In the wake of health and economic crises across the world, solidarity is emerging as both a moral imperative and urgent social goal. This book approaches solidarity as a political good, both a framework of power structures and grounds for moral motivation. The distinct approaches to public goods and social value demonstrate how social connectedness is intricately tied to the distribution of public goods, and the moral commitments that grow out of them.
The essays in this book explore different features of the political, moral and civic approaches to solidarity. They offer moral justification for solidarity, grounded in the intrinsic value of social connectedness and epistemic deference; propose structural accounts of solidarity as action against racial oppression, or as an effective non-moral framework; propose to redefine property relations, so as to capture and redistribute property’s social value, and envision public goods as both an instrument of civic relations and as a condition to well-rounded, meaningful human lives. By providing a series of thought-provoking debates about social obligations and justice, the book reestablishes solidarity and public goods as an urgent and timely topic.

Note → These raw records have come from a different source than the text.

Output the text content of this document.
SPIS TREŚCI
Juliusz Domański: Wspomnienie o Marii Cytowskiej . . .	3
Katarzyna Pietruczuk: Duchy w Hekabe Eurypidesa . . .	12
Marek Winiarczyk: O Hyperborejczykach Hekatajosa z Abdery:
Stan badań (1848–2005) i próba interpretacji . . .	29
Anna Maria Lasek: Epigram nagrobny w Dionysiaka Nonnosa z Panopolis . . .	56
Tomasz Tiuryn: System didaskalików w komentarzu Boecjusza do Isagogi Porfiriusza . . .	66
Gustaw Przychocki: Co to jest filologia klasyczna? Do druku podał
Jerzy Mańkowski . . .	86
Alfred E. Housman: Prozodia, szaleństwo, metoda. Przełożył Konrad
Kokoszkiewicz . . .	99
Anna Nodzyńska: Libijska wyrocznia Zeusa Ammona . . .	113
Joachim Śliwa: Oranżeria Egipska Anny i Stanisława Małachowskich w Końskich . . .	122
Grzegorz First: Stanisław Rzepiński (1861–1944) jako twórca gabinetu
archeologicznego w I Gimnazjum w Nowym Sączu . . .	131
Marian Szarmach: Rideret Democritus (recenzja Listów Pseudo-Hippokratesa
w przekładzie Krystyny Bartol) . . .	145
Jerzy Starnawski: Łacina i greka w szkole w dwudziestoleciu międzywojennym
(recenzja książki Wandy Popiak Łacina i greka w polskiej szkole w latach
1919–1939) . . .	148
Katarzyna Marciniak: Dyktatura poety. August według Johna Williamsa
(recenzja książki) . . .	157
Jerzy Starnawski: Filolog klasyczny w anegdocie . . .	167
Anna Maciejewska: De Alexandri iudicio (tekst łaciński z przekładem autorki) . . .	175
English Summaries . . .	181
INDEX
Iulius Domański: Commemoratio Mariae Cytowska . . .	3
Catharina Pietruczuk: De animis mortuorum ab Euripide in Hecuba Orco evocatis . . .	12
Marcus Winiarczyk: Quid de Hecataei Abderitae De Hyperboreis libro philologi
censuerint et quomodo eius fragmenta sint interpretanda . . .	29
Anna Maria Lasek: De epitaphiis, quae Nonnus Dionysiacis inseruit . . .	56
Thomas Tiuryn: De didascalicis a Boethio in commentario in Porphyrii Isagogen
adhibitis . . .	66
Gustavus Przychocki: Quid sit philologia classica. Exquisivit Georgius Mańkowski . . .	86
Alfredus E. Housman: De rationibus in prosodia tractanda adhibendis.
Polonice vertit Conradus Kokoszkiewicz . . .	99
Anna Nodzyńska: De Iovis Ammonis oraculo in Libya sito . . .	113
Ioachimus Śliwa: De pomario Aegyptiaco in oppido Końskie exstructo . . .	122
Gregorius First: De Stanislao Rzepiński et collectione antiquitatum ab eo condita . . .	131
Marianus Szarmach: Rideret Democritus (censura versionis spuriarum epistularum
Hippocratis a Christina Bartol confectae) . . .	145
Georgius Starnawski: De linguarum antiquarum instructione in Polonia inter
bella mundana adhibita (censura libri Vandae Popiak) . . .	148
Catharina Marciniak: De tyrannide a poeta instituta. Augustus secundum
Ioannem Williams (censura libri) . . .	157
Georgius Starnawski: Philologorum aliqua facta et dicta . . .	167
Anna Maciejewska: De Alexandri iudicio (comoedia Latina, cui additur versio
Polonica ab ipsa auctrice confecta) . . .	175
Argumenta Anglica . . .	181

The chapters in this book were originally published as a special issue of the journal Critical Review of International Social and Political Philosophy.
Table of Contents
1. The theory and politics of solidarity and public goods
Avigail Ferdman and Margaret (Peggy) Kohn
2. Solidarity as environmental justice in brownfields remediation
3. Why should we care about competition?
4. Racial structural solidarity
5. What undermines solidarity? Four approaches and their implications for contemporary political theory
Charles H. T. Lesch
6. Solidarity and social rights
7. Justice as a claim to (social) property
8. Engaging the reluctant taxpayer
Michael Joel Kessler
9. Why the intrinsic value of public goods matters
Avigail Ferdman is Environmental Policy Fellow at the Israel National Economic Council where she works on climate change policy. She focuses on the philosophical and social conditions for meaningful human lives. Her work on human well-being, disruptive technologies, public goods and active mobility has been published in philosophy and planning journals.
Margaret Kohn is Professor of Political Theory at the University of Toronto, Canada. Her primary research interests are the history of political thought, critical theory, social justice and urbanism. She is the author of The Death and Life of the Urban Commonwealth; Radical Space: Building the House of the People and Brave New Neighborhoods: The Privatization of Public Space.